От ярости у Режи потемнело в глазах, но, видя ее возбуждение, он отступил. Послышался шум подъезжающего омнибуса. Кучер окликнул.

Она стремительно бросилась к лестнице:

- Это вы, дядя Брэн? Идите наверх!

Моника быстро прошла к себе в комнату; Режи, смущенный, плелся за ней. Но при виде добродушного мужика повернул обратно в гостиную и, сильно хлопнув дверью, заперся на ключ. Почти тотчас же послышался шум с треском открываемых ставен.

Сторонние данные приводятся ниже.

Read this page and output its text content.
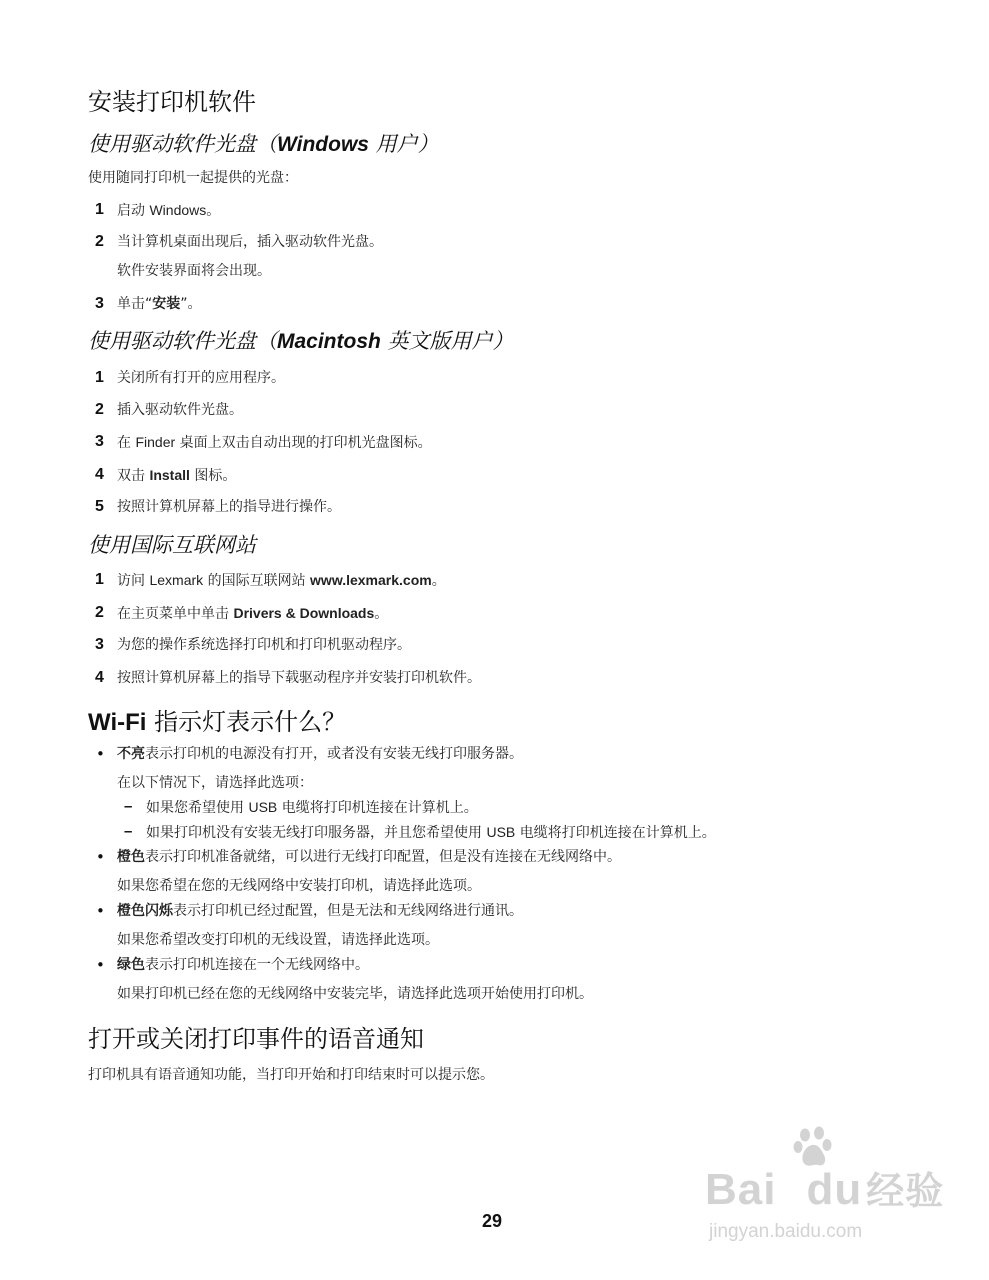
安装打印机软件
使用驱动软件光盘（Windows 用户）
使用随同打印机一起提供的光盘：
1 启动 Windows。
2 当计算机桌面出现后，插入驱动软件光盘。
软件安装界面将会出现。
3 单击“安装”。
使用驱动软件光盘（Macintosh 英文版用户）
1 关闭所有打开的应用程序。
2 插入驱动软件光盘。
3 在 Finder 桌面上双击自动出现的打印机光盘图标。
4 双击 Install 图标。
5 按照计算机屏幕上的指导进行操作。
使用国际互联网站
1 访问 Lexmark 的国际互联网站 www.lexmark.com。
2 在主页菜单中单击 Drivers & Downloads。
3 为您的操作系统选择打印机和打印机驱动程序。
4 按照计算机屏幕上的指导下载驱动程序并安装打印机软件。
Wi-Fi 指示灯表示什么？
• 不亮表示打印机的电源没有打开，或者没有安装无线打印服务器。
在以下情况下，请选择此选项：
– 如果您希望使用 USB 电缆将打印机连接在计算机上。
– 如果打印机没有安装无线打印服务器，并且您希望使用 USB 电缆将打印机连接在计算机上。
• 橙色表示打印机准备就绪，可以进行无线打印配置，但是没有连接在无线网络中。
如果您希望在您的无线网络中安装打印机，请选择此选项。
• 橙色闪烁表示打印机已经过配置，但是无法和无线网络进行通讯。
如果您希望改变打印机的无线设置，请选择此选项。
• 绿色表示打印机连接在一个无线网络中。
如果打印机已经在您的无线网络中安装完毕，请选择此选项开始使用打印机。
打开或关闭打印事件的语音通知
打印机具有语音通知功能，当打印开始和打印结束时可以提示您。
29
Bai du 经验
jingyan.baidu.com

Она быстро заперла сундуки, дядя Брэн с Юлией снесли их вниз. Юлия пыхтела, грудь обвисла у нее под кофтой. Моника шла следом, почти касаясь согнувшейся под тяжестью широкой спины Юлии. Она торопилась: бежать из этого ненавистного дома, от этого запертого наверху дикого зверя…

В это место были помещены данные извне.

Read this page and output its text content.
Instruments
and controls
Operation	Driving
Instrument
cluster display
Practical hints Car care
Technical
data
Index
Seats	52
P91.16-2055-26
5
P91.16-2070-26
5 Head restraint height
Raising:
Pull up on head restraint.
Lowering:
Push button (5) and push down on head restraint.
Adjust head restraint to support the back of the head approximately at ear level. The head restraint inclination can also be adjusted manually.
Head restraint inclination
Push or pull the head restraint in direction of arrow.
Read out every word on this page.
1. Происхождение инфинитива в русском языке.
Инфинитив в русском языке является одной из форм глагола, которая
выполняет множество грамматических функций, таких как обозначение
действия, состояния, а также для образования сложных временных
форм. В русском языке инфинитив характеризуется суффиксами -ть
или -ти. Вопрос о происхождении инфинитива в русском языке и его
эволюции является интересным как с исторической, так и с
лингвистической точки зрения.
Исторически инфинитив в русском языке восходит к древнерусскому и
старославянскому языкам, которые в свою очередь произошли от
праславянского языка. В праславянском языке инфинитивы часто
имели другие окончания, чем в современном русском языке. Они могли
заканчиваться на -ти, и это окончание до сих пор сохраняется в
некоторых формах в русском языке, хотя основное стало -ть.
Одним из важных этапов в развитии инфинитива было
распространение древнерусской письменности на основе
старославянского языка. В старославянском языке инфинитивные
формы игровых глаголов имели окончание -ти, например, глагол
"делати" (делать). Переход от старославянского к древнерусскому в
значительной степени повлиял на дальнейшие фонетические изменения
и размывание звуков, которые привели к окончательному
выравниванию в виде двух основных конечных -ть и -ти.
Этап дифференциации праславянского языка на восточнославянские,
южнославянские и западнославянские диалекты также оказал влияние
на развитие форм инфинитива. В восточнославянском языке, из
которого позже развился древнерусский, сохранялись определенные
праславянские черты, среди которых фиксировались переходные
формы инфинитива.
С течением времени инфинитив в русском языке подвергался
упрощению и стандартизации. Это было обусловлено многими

В расстегнутом пальто она прыгнула в омнибус. Кучер на крыше привязывал сундуки. В желтом свете фонаря, под проливным дождем от лошади шел пар. Юлия растерянно стояла у дверей.

Моника наклонилась, чтобы сказать ей "до свидания", и увидела у открытого окна Режи. Черным пятном выделялась его фигура на ярком фоне. Он с яростью сосал трубку. Она откинулась назад. Омнибус тронулся. Через мгновение домик, Юлия и Режи - все скрылось. Обступила мокрая, холодная, густая тьма - потом, светопреставление…

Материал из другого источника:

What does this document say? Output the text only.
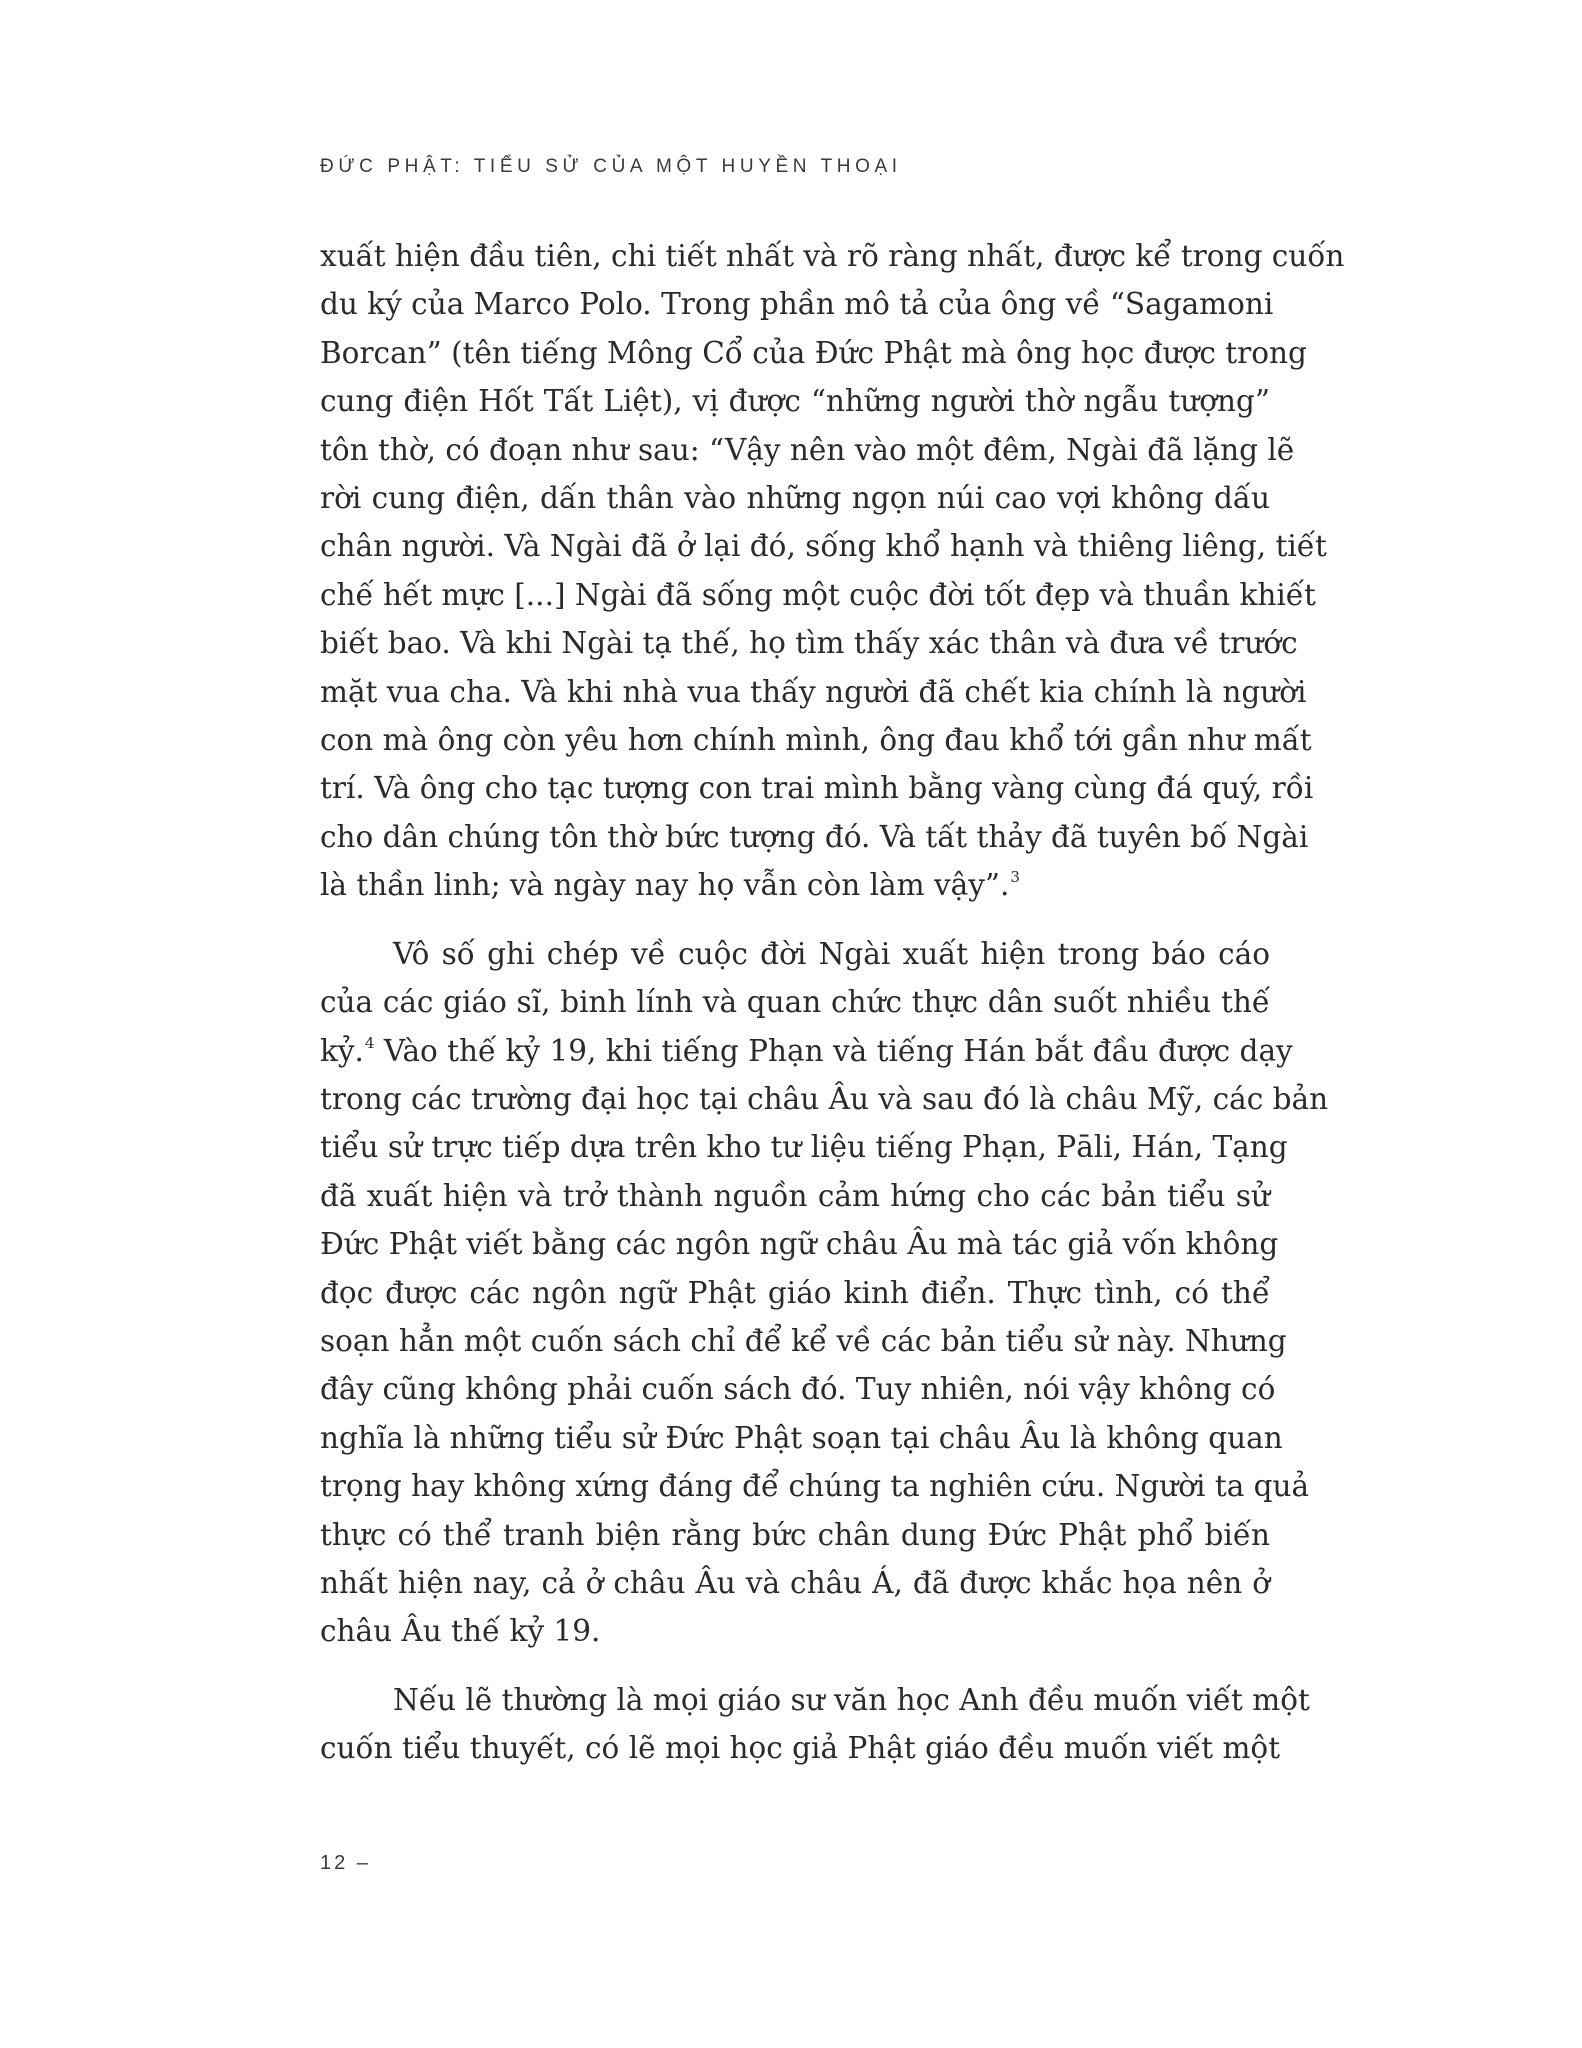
ĐỨC PHẬT: TIỂU SỬ CỦA MỘT HUYỀN THOẠI
xuất hiện đầu tiên, chi tiết nhất và rõ ràng nhất, được kể trong cuốn
du ký của Marco Polo. Trong phần mô tả của ông về “Sagamoni
Borcan” (tên tiếng Mông Cổ của Đức Phật mà ông học được trong
cung điện Hốt Tất Liệt), vị được “những người thờ ngẫu tượng”
tôn thờ, có đoạn như sau: “Vậy nên vào một đêm, Ngài đã lặng lẽ
rời cung điện, dấn thân vào những ngọn núi cao vợi không dấu
chân người. Và Ngài đã ở lại đó, sống khổ hạnh và thiêng liêng, tiết
chế hết mực [...] Ngài đã sống một cuộc đời tốt đẹp và thuần khiết
biết bao. Và khi Ngài tạ thế, họ tìm thấy xác thân và đưa về trước
mặt vua cha. Và khi nhà vua thấy người đã chết kia chính là người
con mà ông còn yêu hơn chính mình, ông đau khổ tới gần như mất
trí. Và ông cho tạc tượng con trai mình bằng vàng cùng đá quý, rồi
cho dân chúng tôn thờ bức tượng đó. Và tất thảy đã tuyên bố Ngài
là thần linh; và ngày nay họ vẫn còn làm vậy”.$^3$
Vô số ghi chép về cuộc đời Ngài xuất hiện trong báo cáo
của các giáo sĩ, binh lính và quan chức thực dân suốt nhiều thế
kỷ.$^4$ Vào thế kỷ 19, khi tiếng Phạn và tiếng Hán bắt đầu được dạy
trong các trường đại học tại châu Âu và sau đó là châu Mỹ, các bản
tiểu sử trực tiếp dựa trên kho tư liệu tiếng Phạn, Pāli, Hán, Tạng
đã xuất hiện và trở thành nguồn cảm hứng cho các bản tiểu sử
Đức Phật viết bằng các ngôn ngữ châu Âu mà tác giả vốn không
đọc được các ngôn ngữ Phật giáo kinh điển. Thực tình, có thể
soạn hẳn một cuốn sách chỉ để kể về các bản tiểu sử này. Nhưng
đây cũng không phải cuốn sách đó. Tuy nhiên, nói vậy không có
nghĩa là những tiểu sử Đức Phật soạn tại châu Âu là không quan
trọng hay không xứng đáng để chúng ta nghiên cứu. Người ta quả
thực có thể tranh biện rằng bức chân dung Đức Phật phổ biến
nhất hiện nay, cả ở châu Âu và châu Á, đã được khắc họa nên ở
châu Âu thế kỷ 19.
Nếu lẽ thường là mọi giáo sư văn học Anh đều muốn viết một
cuốn tiểu thuyết, có lẽ mọi học giả Phật giáo đều muốn viết một
12 –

Чувство радостного облегчения освежающей струей вливалось в грудь Моники.

Дома, на улице Боэти, ее не ждали. Не было и ключа. Пришлось оставить сундуки у швейцара, взять автомобиль и ехать ночевать в гостиницу. Она так устала, что ни на что больше уже не реагировала, и легла, разбитая, точно после долгого-долгого пути, но не могла прийти в себя. Безмерная усталость примешивалась к радости избавления от унизительной пытки. Она отдыхала, лежа в постели, точно после смертельной болезни вступала в период медленного выздоровления.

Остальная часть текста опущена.